Libellé des contrats — Interprétation des clauses relatives aux « efforts » dans les contrats en Common Law
Lors d’une récente tentative de renouvellement de son contrat d’athlète, un pilote de bobsleigh canadien s’est retrouvé sans financement en raison d’un différend sur les termes de son contrat[1]. Les athlètes sont tenus de signer une entente avec leur organisme national de sport (ONS) avant de pouvoir recevoir des fonds fédéraux. Cependant, préoccupé par le libellé des obligations des parties, qui étaient définies comme suit : l’ONS doit faire des « efforts raisonnables pour » et l’athlète doit déployer ses « meilleurs efforts pour », l’athlète a choisi de ne pas signer l’accord, car il trouvait qu’il y avait trop de déséquilibre entre les obligations des parties.

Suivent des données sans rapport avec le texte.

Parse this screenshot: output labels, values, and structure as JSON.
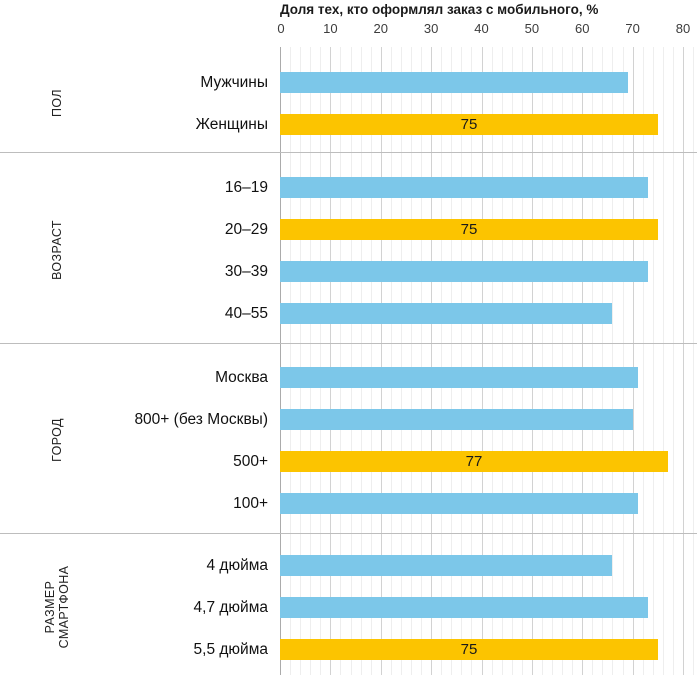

Au fil des ans, les termes « meilleurs efforts » (best efforts), « efforts raisonnables » (reasonable efforts) et, plus récemment, « meilleurs efforts commercialement raisonnables » (commercially reasonable best efforts) fréquemment utilisés en Common Law, ont fait l’objet d’une interprétation judiciaire considérable par les tribunaux canadiens. Bien que l’on puisse présumer que le choix de terme parmi ces différentes déclinaisons est sans conséquence, du point de vue juridique, il existe une différence importante entre la norme applicable à chacun. Alors que le terme « meilleurs efforts » a été interprété de manière assez constante, la norme pour d’autres termes couramment utilisés, comme « efforts raisonnables » ou « meilleurs efforts commercialement raisonnables », a généralement été déterminée par les faits particuliers des cas en l’espèce. En général, les tribunaux ont établi que l’obligation de faire les « meilleurs efforts » impose une norme plus élevée que certaines de ses autres expressions homologues que l’on trouve couramment dans les contrats.

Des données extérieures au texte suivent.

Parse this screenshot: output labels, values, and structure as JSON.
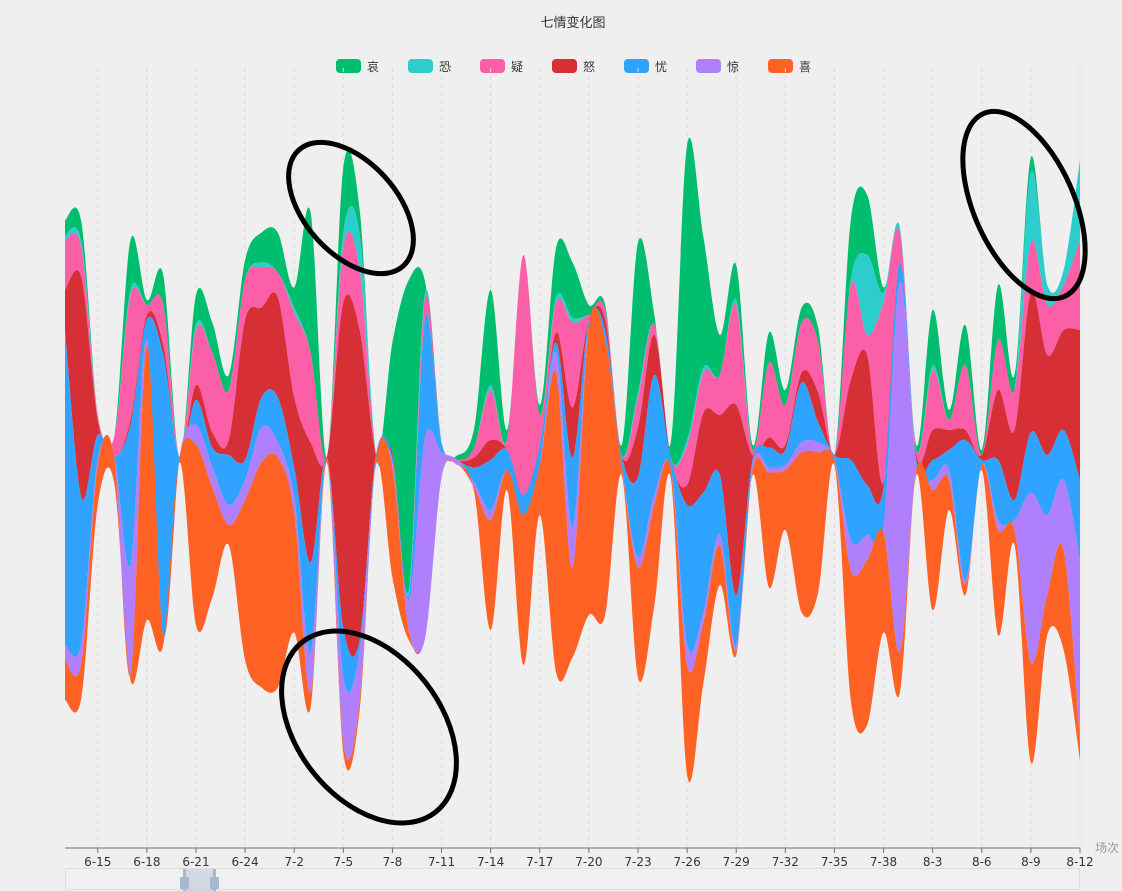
{
  "chart_data": {
    "type": "themeRiver",
    "title": "七情变化图",
    "legend": [
      "哀",
      "恐",
      "疑",
      "怒",
      "忧",
      "惊",
      "喜"
    ],
    "legend_position": "top",
    "colors": [
      "#00BE6E",
      "#2ECDCD",
      "#FB5FA8",
      "#D62F36",
      "#2FA3FF",
      "#B07FFB",
      "#FF6224"
    ],
    "xlabel": "场次",
    "x_tick_labels": [
      "6-15",
      "6-18",
      "6-21",
      "6-24",
      "7-2",
      "7-5",
      "7-8",
      "7-11",
      "7-14",
      "7-17",
      "7-20",
      "7-23",
      "7-26",
      "7-29",
      "7-32",
      "7-35",
      "7-38",
      "8-3",
      "8-6",
      "8-9",
      "8-12"
    ],
    "grid": "vertical dashed",
    "series": [
      {
        "name": "哀",
        "values": [
          3,
          4,
          0,
          0,
          10,
          1,
          6,
          0,
          6,
          6,
          3,
          4,
          6,
          8,
          4,
          28,
          0,
          13,
          5,
          0,
          22,
          62,
          2,
          0,
          1,
          4,
          19,
          2,
          0,
          2,
          10,
          11,
          2,
          1,
          2,
          30,
          2,
          3,
          59,
          26,
          8,
          7,
          1,
          6,
          3,
          3,
          3,
          0,
          12,
          12,
          1,
          0,
          1,
          11,
          2,
          8,
          1,
          11,
          3,
          3,
          0,
          0,
          0
        ]
      },
      {
        "name": "恐",
        "values": [
          1,
          1,
          0,
          0,
          1,
          0,
          0,
          0,
          1,
          0,
          0,
          0,
          1,
          0,
          1,
          0,
          0,
          3,
          7,
          0,
          0,
          1,
          1,
          0,
          0,
          0,
          1,
          0,
          0,
          0,
          1,
          1,
          0,
          0,
          0,
          1,
          0,
          0,
          1,
          1,
          0,
          1,
          0,
          0,
          0,
          0,
          0,
          0,
          1,
          16,
          2,
          1,
          0,
          1,
          0,
          0,
          0,
          0,
          0,
          14,
          4,
          3,
          16
        ]
      },
      {
        "name": "疑",
        "values": [
          10,
          6,
          1,
          4,
          25,
          2,
          8,
          0,
          11,
          16,
          10,
          8,
          8,
          5,
          17,
          18,
          0,
          11,
          12,
          0,
          0,
          0,
          4,
          0,
          0,
          2,
          10,
          2,
          48,
          6,
          6,
          17,
          1,
          2,
          0,
          6,
          2,
          0,
          8,
          8,
          8,
          20,
          1,
          15,
          8,
          10,
          10,
          0,
          19,
          4,
          36,
          6,
          1,
          12,
          2,
          13,
          0,
          10,
          8,
          10,
          10,
          9,
          18
        ]
      },
      {
        "name": "怒",
        "values": [
          8,
          44,
          3,
          0,
          1,
          1,
          2,
          0,
          3,
          3,
          3,
          28,
          18,
          20,
          14,
          24,
          0,
          65,
          62,
          0,
          1,
          0,
          0,
          0,
          0,
          2,
          4,
          0,
          0,
          0,
          2,
          10,
          0,
          2,
          0,
          10,
          8,
          0,
          4,
          16,
          12,
          38,
          1,
          2,
          1,
          2,
          6,
          0,
          16,
          26,
          1,
          0,
          1,
          6,
          4,
          2,
          1,
          14,
          14,
          28,
          20,
          20,
          30
        ]
      },
      {
        "name": "忧",
        "values": [
          63,
          29,
          5,
          0,
          28,
          4,
          56,
          0,
          5,
          4,
          10,
          4,
          6,
          9,
          6,
          18,
          0,
          10,
          2,
          1,
          1,
          1,
          24,
          2,
          0,
          3,
          10,
          4,
          4,
          4,
          2,
          14,
          1,
          2,
          2,
          16,
          24,
          2,
          28,
          24,
          12,
          10,
          1,
          4,
          3,
          12,
          4,
          1,
          16,
          10,
          8,
          4,
          1,
          4,
          4,
          28,
          1,
          12,
          4,
          12,
          12,
          10,
          16
        ]
      },
      {
        "name": "惊",
        "values": [
          3,
          4,
          1,
          0,
          22,
          1,
          0,
          0,
          4,
          4,
          4,
          4,
          7,
          3,
          3,
          8,
          0,
          13,
          10,
          0,
          1,
          6,
          40,
          5,
          1,
          1,
          2,
          0,
          0,
          0,
          4,
          8,
          0,
          0,
          0,
          2,
          2,
          0,
          4,
          2,
          2,
          1,
          1,
          1,
          1,
          2,
          2,
          0,
          6,
          5,
          1,
          74,
          1,
          2,
          2,
          1,
          0,
          2,
          2,
          34,
          16,
          14,
          36
        ]
      },
      {
        "name": "喜",
        "values": [
          8,
          7,
          8,
          5,
          1,
          55,
          2,
          1,
          36,
          22,
          4,
          32,
          45,
          46,
          24,
          3,
          1,
          2,
          2,
          1,
          22,
          2,
          0,
          0,
          0,
          1,
          22,
          4,
          30,
          10,
          60,
          18,
          58,
          55,
          2,
          22,
          20,
          2,
          22,
          12,
          8,
          1,
          1,
          23,
          12,
          32,
          28,
          1,
          26,
          33,
          20,
          8,
          1,
          24,
          6,
          2,
          1,
          21,
          3,
          20,
          8,
          20,
          4
        ]
      }
    ]
  },
  "slider": {
    "start_fraction": 0.115,
    "end_fraction": 0.148
  }
}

Plongeons dans le vif du sujet et voyons comment les tribunaux ont généralement interprété ces termes :
- Les meilleurs efforts
L’arrêt de principe sur l’interprétation de l’expression « meilleurs efforts » est Atmospheric Diving Systems Inc.[2] dans lequel la norme a été décrite comme suit :
- L’expression « meilleurs efforts » impose une obligation plus élevée qu’un « effort raisonnable ».

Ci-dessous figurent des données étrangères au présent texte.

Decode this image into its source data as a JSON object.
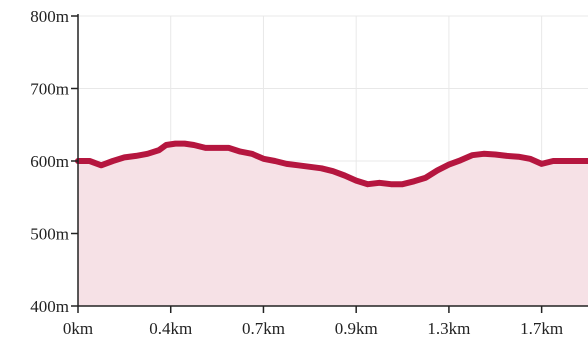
{
  "chart_data": {
    "type": "area",
    "title": "",
    "xlabel": "",
    "ylabel": "",
    "ylim": [
      400,
      800
    ],
    "xlim": [
      0,
      2.2
    ],
    "grid": true,
    "y_ticks": [
      {
        "value": 400,
        "label": "400m"
      },
      {
        "value": 500,
        "label": "500m"
      },
      {
        "value": 600,
        "label": "600m"
      },
      {
        "value": 700,
        "label": "700m"
      },
      {
        "value": 800,
        "label": "800m"
      }
    ],
    "x_ticks": [
      {
        "value": 0,
        "label": "0km"
      },
      {
        "value": 0.4,
        "label": "0.4km"
      },
      {
        "value": 0.8,
        "label": "0.7km"
      },
      {
        "value": 1.2,
        "label": "0.9km"
      },
      {
        "value": 1.6,
        "label": "1.3km"
      },
      {
        "value": 2.0,
        "label": "1.7km"
      }
    ],
    "series": [
      {
        "x": [
          0,
          0.05,
          0.1,
          0.15,
          0.2,
          0.25,
          0.3,
          0.35,
          0.38,
          0.42,
          0.46,
          0.5,
          0.55,
          0.6,
          0.65,
          0.7,
          0.75,
          0.8,
          0.85,
          0.9,
          0.95,
          1.0,
          1.05,
          1.1,
          1.15,
          1.2,
          1.25,
          1.3,
          1.35,
          1.4,
          1.45,
          1.5,
          1.55,
          1.6,
          1.65,
          1.7,
          1.75,
          1.8,
          1.85,
          1.9,
          1.95,
          2.0,
          2.05,
          2.1,
          2.15,
          2.2
        ],
        "values": [
          600,
          600,
          594,
          600,
          605,
          607,
          610,
          615,
          622,
          624,
          624,
          622,
          618,
          618,
          618,
          613,
          610,
          603,
          600,
          596,
          594,
          592,
          590,
          586,
          580,
          573,
          568,
          570,
          568,
          568,
          572,
          577,
          587,
          595,
          601,
          608,
          610,
          609,
          607,
          606,
          603,
          596,
          600,
          600,
          600,
          600
        ]
      }
    ],
    "colors": {
      "line": "#b5163f",
      "fill": "#f6e1e6",
      "grid": "#e8e8e8",
      "axis": "#222222"
    }
  }
}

- L’expression « meilleurs efforts » signifie prendre, de bonne foi, toutes les mesures raisonnables pour atteindre l’objectif, mener le processus jusqu’à sa conclusion logique et ne négliger aucune piste. Toutefois, cela n’exige pas qu’une partie se sacrifie totalement aux intérêts économiques de la partie à laquelle l’obligation est due, bien que les intérêts de l’autre partie doivent avoir préséance[3].
- Les « meilleurs efforts » comprennent le fait de faire tout ce que l’on sait être habituel, nécessaire et approprié pour assurer le succès du projet.
- Le sens de l’expression « meilleurs efforts » n’est toutefois pas illimité. Il doit être abordé à la lumière du contrat particulier, des parties au contrat et de l’objectif global du contrat tel qu’il est reflété dans son libellé.
- Si les « meilleurs efforts » du défendeur doivent être soumis à des obligations primordiales telles que l’honnêteté et la loyauté, il n’est pas nécessaire pour le demandeur de prouver que le défendeur a agi de mauvaise foi.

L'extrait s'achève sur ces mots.